Data-driven modeling approaches can produce fast surrogates to study large-scale physics problems. Among them, graph neural networks (GNNs) that operate on mesh-based data are desirable because they possess inductive biases that promote physical faithfulness, but hardware limitations have precluded their application to large computational domains. We show that it is \textit{possible} to train a class of GNN surrogates on 3D meshes. We scale MeshGraphNets (MGN), a subclass of GNNs for mesh-based physics modeling, via our domain decomposition approach to facilitate training that is mathematically equivalent to training on the whole domain under certain conditions. With this, we were able to train MGN on meshes with \textit{millions} of nodes to generate computational fluid dynamics (CFD) simulations. Furthermore, we show how to enhance MGN via higher-order numerical integration, which can reduce MGN's error and training time. We validated our methods on an accompanying dataset of 3D $\text{CO}_2$-capture CFD simulations on a 3.1M-node mesh. This work presents a practical path to scaling MGN for real-world applications.
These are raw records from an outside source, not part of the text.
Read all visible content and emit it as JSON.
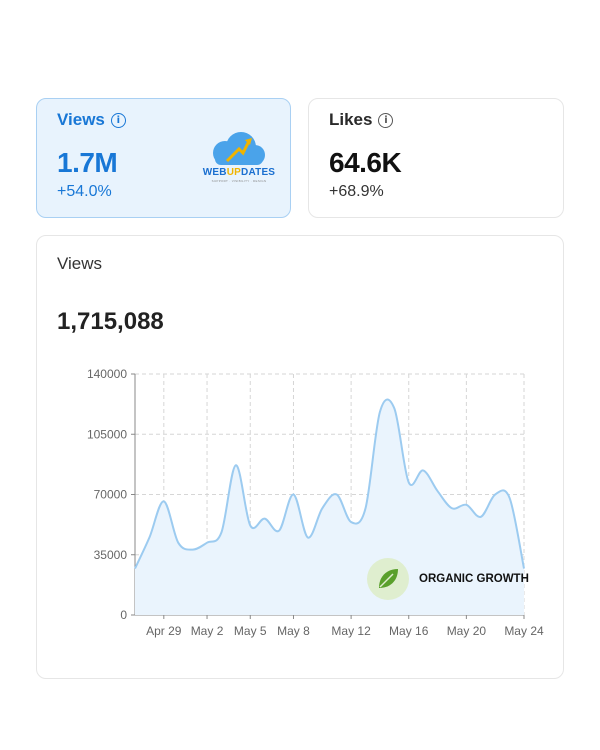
{
  "cards": {
    "views": {
      "label": "Views",
      "info_icon": "info-icon",
      "value": "1.7M",
      "change": "+54.0%"
    },
    "likes": {
      "label": "Likes",
      "info_icon": "info-icon",
      "value": "64.6K",
      "change": "+68.9%"
    }
  },
  "logo": {
    "text_part1": "WEB",
    "text_highlight": "UP",
    "text_part2": "DATES",
    "tagline": "SUPPORT · VISIBILITY · DESIGN",
    "icon": "cloud-arrow-logo"
  },
  "chart_section": {
    "title": "Views",
    "total": "1,715,088"
  },
  "badge": {
    "icon": "leaf-icon",
    "label": "ORGANIC GROWTH"
  },
  "colors": {
    "accent": "#1877d6",
    "views_card_bg": "#e8f3fd",
    "line": "#9ccbf0",
    "area": "#eaf4fd",
    "leaf": "#5aa02c"
  },
  "chart_data": {
    "type": "area",
    "x_tick_labels": [
      "Apr 29",
      "May 2",
      "May 5",
      "May 8",
      "May 12",
      "May 16",
      "May 20",
      "May 24"
    ],
    "y_tick_labels": [
      "0",
      "35000",
      "70000",
      "105000",
      "140000"
    ],
    "ylim": [
      0,
      140000
    ],
    "grid": true,
    "series": [
      {
        "x": [
          "Apr 27",
          "Apr 28",
          "Apr 29",
          "Apr 30",
          "May 1",
          "May 2",
          "May 3",
          "May 4",
          "May 5",
          "May 6",
          "May 7",
          "May 8",
          "May 9",
          "May 10",
          "May 11",
          "May 12",
          "May 13",
          "May 14",
          "May 15",
          "May 16",
          "May 17",
          "May 18",
          "May 19",
          "May 20",
          "May 21",
          "May 22",
          "May 23",
          "May 24"
        ],
        "y": [
          27000,
          45000,
          66000,
          42000,
          38000,
          42000,
          48000,
          87000,
          52000,
          56000,
          49000,
          70000,
          45000,
          62000,
          70000,
          54000,
          62000,
          118000,
          120000,
          77000,
          84000,
          72000,
          62000,
          64000,
          57000,
          70000,
          68000,
          27000
        ]
      }
    ]
  }
}
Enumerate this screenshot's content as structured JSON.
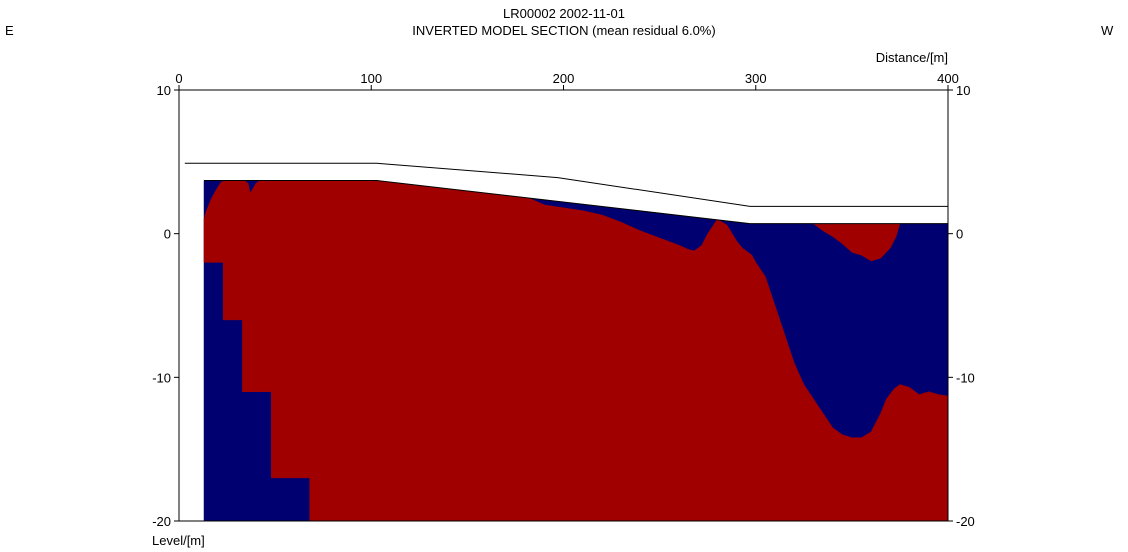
{
  "header": {
    "title": "LR00002 2002-11-01",
    "subtitle": "INVERTED MODEL SECTION (mean residual 6.0%)",
    "left_label": "E",
    "right_label": "W"
  },
  "chart_data": {
    "type": "area",
    "title": "LR00002 2002-11-01",
    "subtitle": "INVERTED MODEL SECTION (mean residual 6.0%)",
    "xlabel": "Distance/[m]",
    "ylabel": "Level/[m]",
    "xlim": [
      0,
      400
    ],
    "ylim": [
      -20,
      10
    ],
    "x_ticks": [
      0,
      100,
      200,
      300,
      400
    ],
    "y_ticks": [
      10,
      0,
      -10,
      -20
    ],
    "x_tick_labels": [
      "0",
      "100",
      "200",
      "300",
      "400"
    ],
    "y_tick_labels": [
      "10",
      "0",
      "-10",
      "-20"
    ],
    "x_axis_position": "top",
    "grid": false,
    "legend": "none",
    "colors": {
      "low_zone": "#000070",
      "high_zone": "#a00000",
      "line": "#000000"
    },
    "surface_line": {
      "x": [
        3,
        103,
        197,
        297,
        400
      ],
      "y": [
        4.9,
        4.9,
        3.9,
        1.9,
        1.9
      ]
    },
    "model_boundary": {
      "top": {
        "x": [
          13,
          103,
          297,
          400
        ],
        "y": [
          3.7,
          3.7,
          0.7,
          0.7
        ]
      },
      "base_steps": {
        "x": [
          13,
          23,
          23,
          33,
          33,
          48,
          48,
          68,
          68,
          400
        ],
        "y": [
          -2,
          -2,
          -6,
          -6,
          -11,
          -11,
          -17,
          -17,
          -20,
          -20
        ]
      }
    },
    "series": [
      {
        "name": "",
        "role": "low_zone_region",
        "x": [
          13,
          103,
          297,
          400,
          400,
          13
        ],
        "y": [
          3.7,
          3.7,
          0.7,
          0.7,
          -20,
          -20
        ]
      },
      {
        "name": "",
        "role": "high_zone_region",
        "x": [
          13,
          14,
          17,
          20,
          22,
          25,
          30,
          34,
          36,
          37,
          40,
          42,
          45,
          60,
          80,
          103,
          130,
          160,
          175,
          180,
          185,
          190,
          195,
          200,
          210,
          220,
          230,
          240,
          250,
          260,
          265,
          268,
          272,
          275,
          278,
          280,
          285,
          290,
          293,
          298,
          300,
          305,
          310,
          315,
          320,
          325,
          330,
          335,
          340,
          345,
          350,
          355,
          360,
          365,
          368,
          372,
          375,
          380,
          385,
          390,
          395,
          400,
          400,
          68,
          68,
          48,
          48,
          33,
          33,
          23,
          23,
          13
        ],
        "y": [
          1,
          1.5,
          2.5,
          3.2,
          3.6,
          3.7,
          3.7,
          3.7,
          3.5,
          2.8,
          3.5,
          3.7,
          3.7,
          3.7,
          3.7,
          3.7,
          3.3,
          2.9,
          2.7,
          2.6,
          2.3,
          2.0,
          1.9,
          1.8,
          1.6,
          1.3,
          0.8,
          0.2,
          -0.3,
          -0.8,
          -1.1,
          -1.2,
          -0.8,
          0,
          0.6,
          1.0,
          0.6,
          -0.5,
          -1.0,
          -1.5,
          -2.0,
          -3.0,
          -5.0,
          -7.0,
          -9.0,
          -10.5,
          -11.5,
          -12.5,
          -13.5,
          -14.0,
          -14.2,
          -14.2,
          -13.8,
          -12.5,
          -11.5,
          -10.8,
          -10.5,
          -10.7,
          -11.2,
          -11.0,
          -11.2,
          -11.3,
          -20,
          -20,
          -17,
          -17,
          -11,
          -11,
          -6,
          -6,
          -2,
          -2
        ]
      },
      {
        "name": "",
        "role": "high_zone_region",
        "x": [
          330,
          335,
          340,
          345,
          350,
          355,
          360,
          365,
          370,
          373,
          375
        ],
        "y": [
          0.7,
          0.2,
          -0.2,
          -0.7,
          -1.3,
          -1.5,
          -1.9,
          -1.7,
          -1.0,
          -0.2,
          0.7
        ]
      }
    ]
  }
}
翻译：数据驱动建模方法可以产生用于研究大尺度物理问题的快速替代模型。其中，在基于网格的数据上操作的图神经网络（GNN）很受欢迎，因为它们具有促进物理忠实度的归纳偏差，但硬件限制限制了它们在大型计算域中的应用。我们展示了一类可以在3D网格上训练的GNN替代模型。通过我们的域分解方法，我们将MeshGraphNets（MGN）这一基于网格的物理建模方法进行了扩展，以促进数学上相当于在特定条件下在整个域上训练的训练。通过这种方法，我们能够训练MGN模型在拥有数百万节点的网格上生成计算流体动力学（CFD）模拟结果。此外，我们展示了如何通过高阶数值积分增强MGN模型，以降低模型的误差和训练时间。我们在一个包含3.1M节点的网格上生成的3D $\text{CO}_2$ 捕捉CFD模拟数据集上验证了我们的方法。该研究提供了一个实用的扩展MGN模型以应用于实际世界问题的途径。